Thompson, C.P. & Phillips, E.M. (2004). Mais
Oui! Quia on-line Workbook
(3rd edition). Boston: Houghton Mifflin.
Thompson, C.P. & Phillips, E.M. (2004) Mais
Oui! Audio CD or Cassette (3rd edition).
Boston: Houghton Mifflin.
OTHER RESOURCES:
Thompson, C.P. & Phillips, E.M. (2004). Mais
Oui!
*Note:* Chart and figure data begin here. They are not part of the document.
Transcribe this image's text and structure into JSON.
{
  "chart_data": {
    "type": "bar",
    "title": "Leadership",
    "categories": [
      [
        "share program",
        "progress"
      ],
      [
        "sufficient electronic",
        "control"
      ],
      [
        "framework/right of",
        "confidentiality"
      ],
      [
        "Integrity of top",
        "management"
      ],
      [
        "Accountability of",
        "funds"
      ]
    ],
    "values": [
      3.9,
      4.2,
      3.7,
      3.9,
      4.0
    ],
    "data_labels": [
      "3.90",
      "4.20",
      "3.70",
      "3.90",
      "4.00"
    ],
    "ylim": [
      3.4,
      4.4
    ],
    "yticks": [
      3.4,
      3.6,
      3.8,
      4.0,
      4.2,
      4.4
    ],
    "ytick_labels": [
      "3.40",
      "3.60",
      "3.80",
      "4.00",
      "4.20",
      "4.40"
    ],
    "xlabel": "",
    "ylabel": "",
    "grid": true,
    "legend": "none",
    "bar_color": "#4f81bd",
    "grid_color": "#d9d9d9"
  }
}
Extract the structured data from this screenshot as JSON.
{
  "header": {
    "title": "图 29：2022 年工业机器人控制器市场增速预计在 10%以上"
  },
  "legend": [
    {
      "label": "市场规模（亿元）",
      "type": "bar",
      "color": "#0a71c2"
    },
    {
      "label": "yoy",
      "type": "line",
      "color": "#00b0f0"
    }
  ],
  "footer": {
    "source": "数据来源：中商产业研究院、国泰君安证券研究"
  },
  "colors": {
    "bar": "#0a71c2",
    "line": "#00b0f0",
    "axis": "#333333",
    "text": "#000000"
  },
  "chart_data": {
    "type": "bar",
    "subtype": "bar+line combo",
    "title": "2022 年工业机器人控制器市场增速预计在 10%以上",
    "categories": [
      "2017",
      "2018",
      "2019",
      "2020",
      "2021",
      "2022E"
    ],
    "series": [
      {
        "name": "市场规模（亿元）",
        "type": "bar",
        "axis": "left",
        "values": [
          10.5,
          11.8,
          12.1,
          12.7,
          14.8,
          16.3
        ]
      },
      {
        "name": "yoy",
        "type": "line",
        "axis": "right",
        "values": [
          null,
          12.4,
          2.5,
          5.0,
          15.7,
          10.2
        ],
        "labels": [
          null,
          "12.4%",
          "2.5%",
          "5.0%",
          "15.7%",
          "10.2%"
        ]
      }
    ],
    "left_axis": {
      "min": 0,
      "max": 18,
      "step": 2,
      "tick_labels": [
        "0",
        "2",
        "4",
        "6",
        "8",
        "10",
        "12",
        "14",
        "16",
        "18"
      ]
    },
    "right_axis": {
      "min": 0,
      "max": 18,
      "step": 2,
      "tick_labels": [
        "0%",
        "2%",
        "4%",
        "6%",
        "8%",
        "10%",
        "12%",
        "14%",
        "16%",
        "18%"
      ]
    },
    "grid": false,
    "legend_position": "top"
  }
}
Multimedia CD-ROM (3rd edition).
Boston: Houghton Mifflin
COURSE GOALS:
Students who successfully complete this course will
be able to:
-comprehend basic and main ideas in spoken discourse,
comprehend specific ideas communicated by a speaker on everyday concrete
topics and some common abstract topics at a normal rate of speech;
-understand more complex but non-technical French,
learn the meaning of new words by inferring from the context;
-pronounce French at the sentence level, the eventual
goal is to produce short paragraphs with sufficient accuracy to be understood
by a native speaker used to dealing with non-native speakers;
-communicate effectively in survival situations
by negotiating for meaning with other speakers of French, begin to create
with the language, initiate interactions;
-create in class (without a dictionary) and outside
of class short texts of sufficient clarity to be understood by a sympathetic
native speaker;
-comprehend authentic texts in French by making
hypotheses about the content, using different (decoding) strategies to
understand texts, identifying functions of text, making inferences;
-demonstrate knowledge of and appreciation for everyday
Francophone culture and culturally conditioned behavioral patterns.